All of the hickory species are tall, handsome trees. Shagbark and shellbark species and shagbark-shellbark hybrids are preferred for nut production. Several varieties with improved nut quality have been developed. Bitternut, pignut, and mockernut hickories produce nuts of inferior quality, but the fall coloring of their leaves is more spectacular than that of the species with better nut quality. These species of hickories are all native to Illinois. Shagbarks are best adapted to upland soils; shellbarks grow best in alluvial or floodplain soils.
Pecans are related to the hickories and, like the hickories, develop into large, attractively shaped trees.
So-called hardy northern pecans are native to the bottom lands in southern Illinois along the Wabash, Ohio, and Mississippi Rivers. The southern or paper-shell types require a longer frost-free growing season for good nut filling than is usual in even the most southerly part of Illinois. Proper filling of hardy northern pecans also requires a certain period of frost free weather, the amount of which determines the northern limits of nut production. These trees bear more regularly in area 1 (see map below). They are less dependable in area 2, and occasional production can be obtained in the southern part of area 3.
Pecan hardiness zones in Illinois
Pecans produce best in fertile river bottom soils, but some production can be obtained from trees planted on fertile upland soils.
Chinese chestnut trees are attractive, medium-size trees with a spreading, rounded form. They do well in most locations in Illinois but may fail on heavy, poorly drained soils. Most important, they have a fairly high resistance to chestnut blight disease--a disease that has almost eliminated the American chestnut from its native habitat.
Chinese chestnut trees are available from nurseries as young trees produced from seed (seedling trees) and as grafted named varieties. The seedling trees may vary somewhat in tree and nut characteristics and may not be as productive as grafted trees, but grafted trees may suffer from graft-incompatibility problems and be short-lived.
Chinese chestnuts are self-unfruitful. There is enough variation in seedling trees, however, to provide cross-pollination if 2 or more trees are planted. For cross-pollination of grafted trees, at least 2 different varieties should be planted.
American chestnuts were largely destroyed in the early 1900s and should be grown in areas where chestnuts were not native to avoid Chestnut blight. The nuts are very sweet and easy the take out of the shell. The Connecticut Experiment Station has released American Chinese hybrids that are disease resistance. A number of nurseries and orchards have recently started to offer American Chestnut seedlings from disease-free stock.
These are hybrids resulting from a hickory-pecan cross. As would be expected, the characteristics of the tree and nut are a blend of the characteristics of the parents.
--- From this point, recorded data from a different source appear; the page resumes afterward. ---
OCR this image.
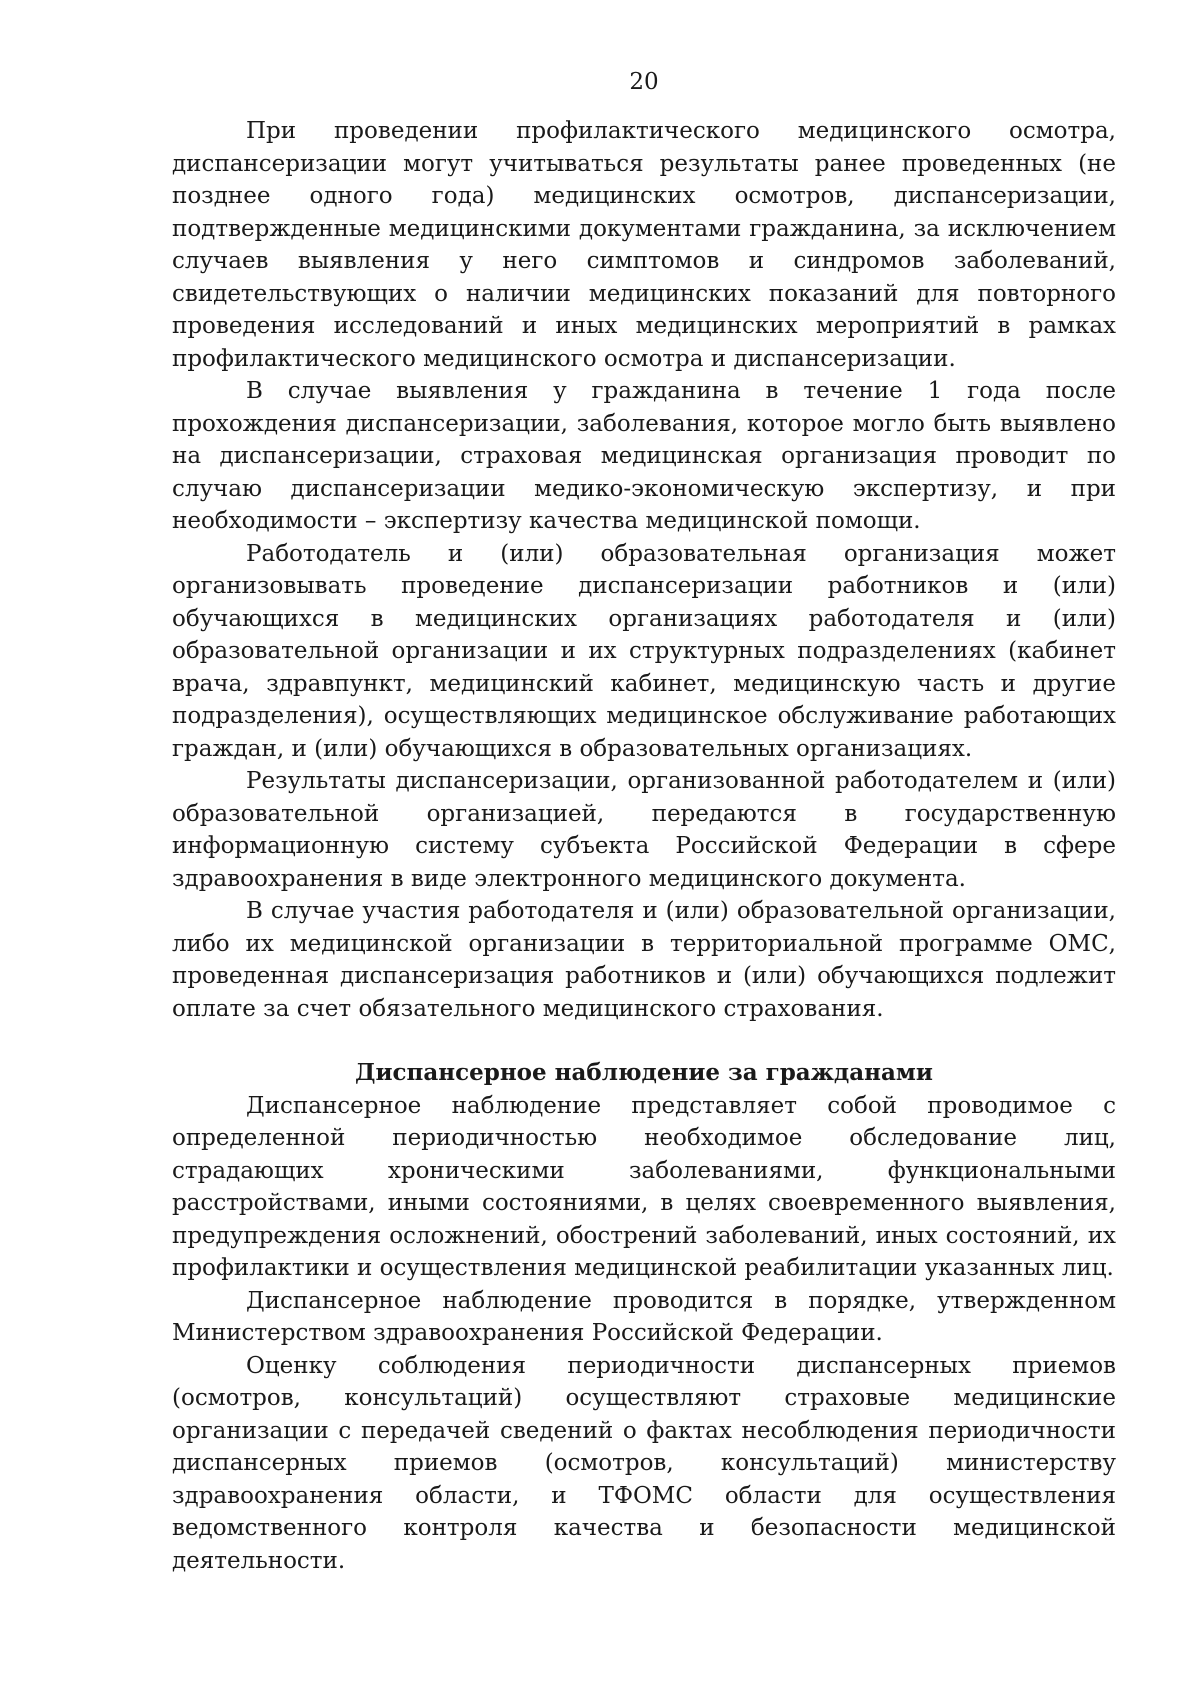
20

При проведении профилактического медицинского осмотра, диспансеризации могут учитываться результаты ранее проведенных (не позднее одного года) медицинских осмотров, диспансеризации, подтвержденные медицинскими документами гражданина, за исключением случаев выявления у него симптомов и синдромов заболеваний, свидетельствующих о наличии медицинских показаний для повторного проведения исследований и иных медицинских мероприятий в рамках профилактического медицинского осмотра и диспансеризации.

В случае выявления у гражданина в течение 1 года после прохождения диспансеризации, заболевания, которое могло быть выявлено на диспансеризации, страховая медицинская организация проводит по случаю диспансеризации медико-экономическую экспертизу, и при необходимости – экспертизу качества медицинской помощи.

Работодатель и (или) образовательная организация может организовывать проведение диспансеризации работников и (или) обучающихся в медицинских организациях работодателя и (или) образовательной организации и их структурных подразделениях (кабинет врача, здравпункт, медицинский кабинет, медицинскую часть и другие подразделения), осуществляющих медицинское обслуживание работающих граждан, и (или) обучающихся в образовательных организациях.

Результаты диспансеризации, организованной работодателем и (или) образовательной организацией, передаются в государственную информационную систему субъекта Российской Федерации в сфере здравоохранения в виде электронного медицинского документа.

В случае участия работодателя и (или) образовательной организации, либо их медицинской организации в территориальной программе ОМС, проведенная диспансеризация работников и (или) обучающихся подлежит оплате за счет обязательного медицинского страхования.

Диспансерное наблюдение за гражданами

Диспансерное наблюдение представляет собой проводимое с определенной периодичностью необходимое обследование лиц, страдающих хроническими заболеваниями, функциональными расстройствами, иными состояниями, в целях своевременного выявления, предупреждения осложнений, обострений заболеваний, иных состояний, их профилактики и осуществления медицинской реабилитации указанных лиц.

Диспансерное наблюдение проводится в порядке, утвержденном Министерством здравоохранения Российской Федерации.

Оценку соблюдения периодичности диспансерных приемов (осмотров, консультаций) осуществляют страховые медицинские организации с передачей сведений о фактах несоблюдения периодичности диспансерных приемов (осмотров, консультаций) министерству здравоохранения области, и ТФОМС области для осуществления ведомственного контроля качества и безопасности медицинской деятельности.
They are an interesting novelty but most are not heavy bearers.
The major varieties of Persian walnuts grown in California require too many heat units or too long a frost-free growing season for production in Illinois. Some shorter-season varieties can be grown in Illinois, but blossom kill from late spring frosts is a constant threat to production in all areas of the state.
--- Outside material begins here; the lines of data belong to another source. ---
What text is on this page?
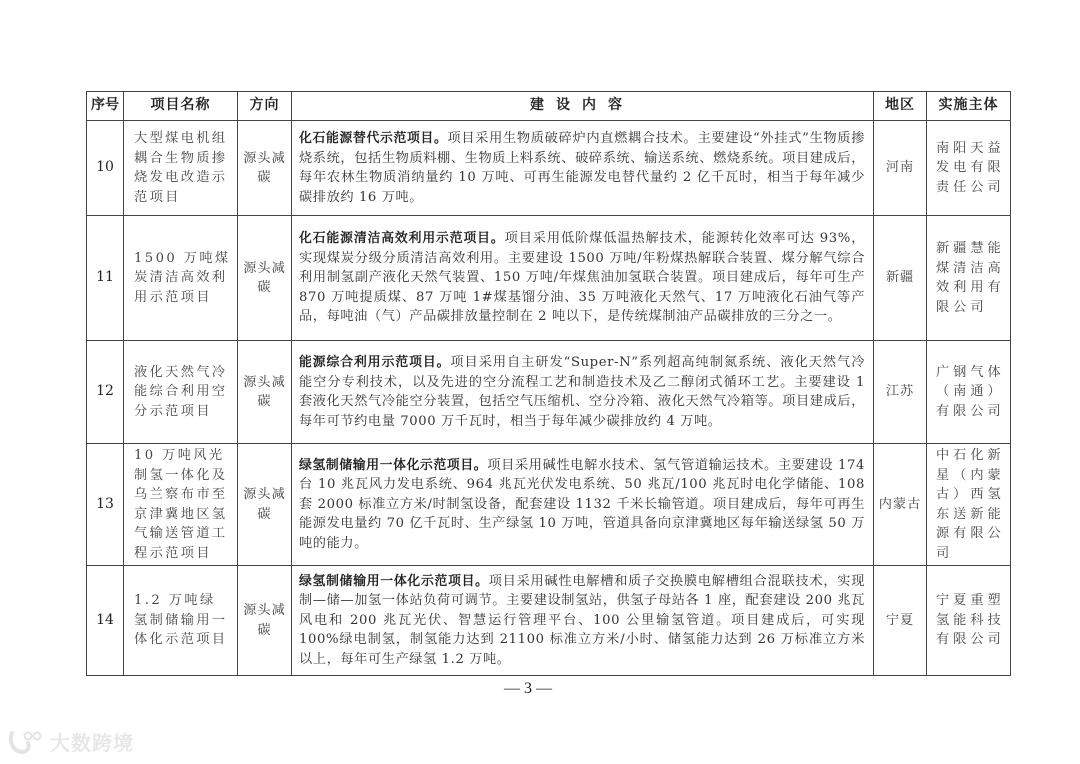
序号	项目名称	方向	建设内容	地区	实施主体
10	大型煤电机组耦合生物质掺烧发电改造示范项目	源头减碳	化石能源替代示范项目。项目采用生物质破碎炉内直燃耦合技术。主要建设“外挂式”生物质掺烧系统，包括生物质料棚、生物质上料系统、破碎系统、输送系统、燃烧系统。项目建成后，每年农林生物质消纳量约 10 万吨、可再生能源发电替代量约 2 亿千瓦时，相当于每年减少碳排放约 16 万吨。	河南	南阳天益发电有限责任公司
11	1500 万吨煤炭清洁高效利用示范项目	源头减碳	化石能源清洁高效利用示范项目。项目采用低阶煤低温热解技术，能源转化效率可达 93%，实现煤炭分级分质清洁高效利用。主要建设 1500 万吨/年粉煤热解联合装置、煤分解气综合利用制氢副产液化天然气装置、150 万吨/年煤焦油加氢联合装置。项目建成后，每年可生产 870 万吨提质煤、87 万吨 1#煤基馏分油、35 万吨液化天然气、17 万吨液化石油气等产品，每吨油（气）产品碳排放量控制在 2 吨以下，是传统煤制油产品碳排放的三分之一。	新疆	新疆慧能煤清洁高效利用有限公司
12	液化天然气冷能综合利用空分示范项目	源头减碳	能源综合利用示范项目。项目采用自主研发“Super-N”系列超高纯制氮系统、液化天然气冷能空分专利技术，以及先进的空分流程工艺和制造技术及乙二醇闭式循环工艺。主要建设 1 套液化天然气冷能空分装置，包括空气压缩机、空分冷箱、液化天然气冷箱等。项目建成后，每年可节约电量 7000 万千瓦时，相当于每年减少碳排放约 4 万吨。	江苏	广钢气体（南通）有限公司
13	10 万吨风光制氢一体化及乌兰察布市至京津冀地区氢气输送管道工程示范项目	源头减碳	绿氢制储输用一体化示范项目。项目采用碱性电解水技术、氢气管道输运技术。主要建设 174 台 10 兆瓦风力发电系统、964 兆瓦光伏发电系统、50 兆瓦/100 兆瓦时电化学储能、108 套 2000 标准立方米/时制氢设备，配套建设 1132 千米长输管道。项目建成后，每年可再生能源发电量约 70 亿千瓦时、生产绿氢 10 万吨，管道具备向京津冀地区每年输送绿氢 50 万吨的能力。	内蒙古	中石化新星（内蒙古）西氢东送新能源有限公司
14	1.2 万吨绿氢制储输用一体化示范项目	源头减碳	绿氢制储输用一体化示范项目。项目采用碱性电解槽和质子交换膜电解槽组合混联技术，实现制—储—加氢一体站负荷可调节。主要建设制氢站，供氢子母站各 1 座，配套建设 200 兆瓦风电和 200 兆瓦光伏、智慧运行管理平台、100 公里输氢管道。项目建成后，可实现 100%绿电制氢，制氢能力达到 21100 标准立方米/小时、储氢能力达到 26 万标准立方米以上，每年可生产绿氢 1.2 万吨。	宁夏	宁夏重塑氢能科技有限公司
— 3 —
大数跨境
Walnut blight, a bacterial disease, is serious on susceptible varieties. Use grafted trees of the more resistant varieties (see suggested variety list). Persian walnuts are medium-size trees.
Filberts are not trees but multistemmed large shrubs; they are desirable in the home landscape for their shape and fall color. Losses to wildlife (birds, tree squirrels, ground squirrels) present the main problem in nut production, for it is almost impossible to protect the nuts of these shrubs from premature harvest by wildlife.
Filazels are hybrids of European Hazelnut and beaked hazels. They are earlier ripening and thinner shelled than European hazelnuts. Extremely hardy seedlings from the Peace River Valley are commercially available.
Trazel is a hybrid of Turkish Tree Hazel and European Hazel. It is drought- and wind-tolerant and winter-hardy tree. Nuts are larger, heavy ripening, and produced 10 to12 to a cluster.
The so-called hardy almonds are generally unproductive in Illinois. Because they bloom early in the spring, the blossoms are usually killed by frost. When they do bear, the nuts have very poor edible qualities and are difficult to shell.
These trees are very susceptible to walnut bunch disease. This disease is so severely damaging in Illinois that they are not very productive.